Dr. Streicher was glad to see Dr. Keyser’s discussion of the safety and types of local vaginal estrogen, “although she neglected to mention the 4-mcg vaginal suppository, Imvexxy, which has the lowest systemic absorption,” Dr. Streicher said. Dr. Streicher also felt the inclusion of DHEA/prasterone and ospemifene were also important, especially since the latter is “underutilized in breast cancer patients.”
The information provided on CO2 laser therapy, however, was problematic, Dr. Streicher said, given that long-term and randomized, controlled studies have now been published. Dr. Streicher also noted that two of the devices listed on the presentation slide, Thermiva and Voltiva, are radiofrequency, not laser devices.
Aside from these treatment options, the most consistent predictor of satisfying sexual experiences in women with breast cancer is the quality of their relationships, Dr. Keyser said, so couples counseling is recommended, and treatments in general are more effective with regularly sexual activity.
In discussing nonhormonal options for treating vasomotor symptoms, Dr. Keyser recommended venlafaxine, gabapentin, and low-dose paroxetine (though SSRIs and tamoxifen are contraindicated since they may reduce tamoxifen’s efficacy).
These are all off label, Dr. Streicher said it was important to note, and she would have liked to have seen a mention of the development of KNdy neurokinin disrupters along with a more in-depth discussion about which lifestyle modifications and botanicals have been shown in randomized, controlled trials to mitigate vasomotor symptoms.
Dr. Keyser wrapped up with a few additional notes and takeaways:
- The only safe reversible long-term option for contraception in HR-positive breast cancer survivors is the Paraguard IUD.
- It’s important to discuss fertility with breast cancer patients and survivors since a majority report unmet needs in this area.

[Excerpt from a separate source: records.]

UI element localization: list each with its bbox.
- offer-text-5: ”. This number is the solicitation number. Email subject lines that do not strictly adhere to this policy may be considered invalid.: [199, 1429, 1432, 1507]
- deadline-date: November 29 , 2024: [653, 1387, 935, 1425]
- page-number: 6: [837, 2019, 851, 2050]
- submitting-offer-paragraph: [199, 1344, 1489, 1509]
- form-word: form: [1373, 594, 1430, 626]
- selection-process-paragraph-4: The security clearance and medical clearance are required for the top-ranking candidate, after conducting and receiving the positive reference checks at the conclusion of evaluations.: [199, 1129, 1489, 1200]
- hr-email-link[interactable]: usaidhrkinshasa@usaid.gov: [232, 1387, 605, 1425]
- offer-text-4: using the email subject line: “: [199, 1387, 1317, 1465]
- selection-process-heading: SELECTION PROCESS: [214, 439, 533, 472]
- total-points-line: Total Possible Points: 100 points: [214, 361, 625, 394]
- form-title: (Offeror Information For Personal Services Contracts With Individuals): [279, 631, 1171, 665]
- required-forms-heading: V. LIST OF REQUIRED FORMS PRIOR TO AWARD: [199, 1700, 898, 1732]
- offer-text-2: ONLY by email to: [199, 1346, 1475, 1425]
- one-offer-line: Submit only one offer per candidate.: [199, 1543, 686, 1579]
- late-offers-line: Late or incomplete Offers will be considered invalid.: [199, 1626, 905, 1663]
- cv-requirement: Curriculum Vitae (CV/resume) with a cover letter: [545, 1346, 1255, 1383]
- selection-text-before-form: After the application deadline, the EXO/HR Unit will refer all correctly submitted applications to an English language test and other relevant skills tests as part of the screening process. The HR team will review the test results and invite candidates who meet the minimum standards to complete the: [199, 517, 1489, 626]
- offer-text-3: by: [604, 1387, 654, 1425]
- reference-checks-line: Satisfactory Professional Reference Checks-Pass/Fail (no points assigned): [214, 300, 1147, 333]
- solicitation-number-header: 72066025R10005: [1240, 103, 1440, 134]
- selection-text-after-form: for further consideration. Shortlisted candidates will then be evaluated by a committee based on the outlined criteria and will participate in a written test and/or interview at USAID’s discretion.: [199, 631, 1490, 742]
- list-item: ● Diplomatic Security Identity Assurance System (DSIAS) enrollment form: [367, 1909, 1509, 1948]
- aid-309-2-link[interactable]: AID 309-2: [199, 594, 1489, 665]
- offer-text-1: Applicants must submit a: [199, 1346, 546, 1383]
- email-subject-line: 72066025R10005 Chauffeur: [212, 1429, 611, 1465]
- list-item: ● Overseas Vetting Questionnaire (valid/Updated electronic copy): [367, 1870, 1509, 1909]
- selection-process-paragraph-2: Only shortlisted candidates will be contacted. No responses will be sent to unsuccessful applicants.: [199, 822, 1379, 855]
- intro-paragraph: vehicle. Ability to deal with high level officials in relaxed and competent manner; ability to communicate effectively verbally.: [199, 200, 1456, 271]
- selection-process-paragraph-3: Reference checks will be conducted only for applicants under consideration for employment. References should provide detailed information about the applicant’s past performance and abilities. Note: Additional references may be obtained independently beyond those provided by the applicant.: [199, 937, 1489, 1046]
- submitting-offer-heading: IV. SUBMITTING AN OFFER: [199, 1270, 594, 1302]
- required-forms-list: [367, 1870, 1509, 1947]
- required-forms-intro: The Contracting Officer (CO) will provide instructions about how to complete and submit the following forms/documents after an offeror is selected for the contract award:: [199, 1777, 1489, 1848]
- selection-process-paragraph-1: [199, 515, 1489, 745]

- Patients taking tamoxifen need to be sure to report any vaginal spotting or bleeding since it increases risk of endometrial cancer in postmenopausal women.
- Screen for depression and anxiety.
- Ask women about sexual health and hot flashes.
- Ensure that they’re getting bone screening.
- A recommended resource is Living Beyond Breast Cancer.
Dr. Keyser had no disclosures. Dr. Streicher has consulted for Astellas Pharma and Church & Dwight, and she owns investments in InControl Medical and Sermonix Pharmaceuticals.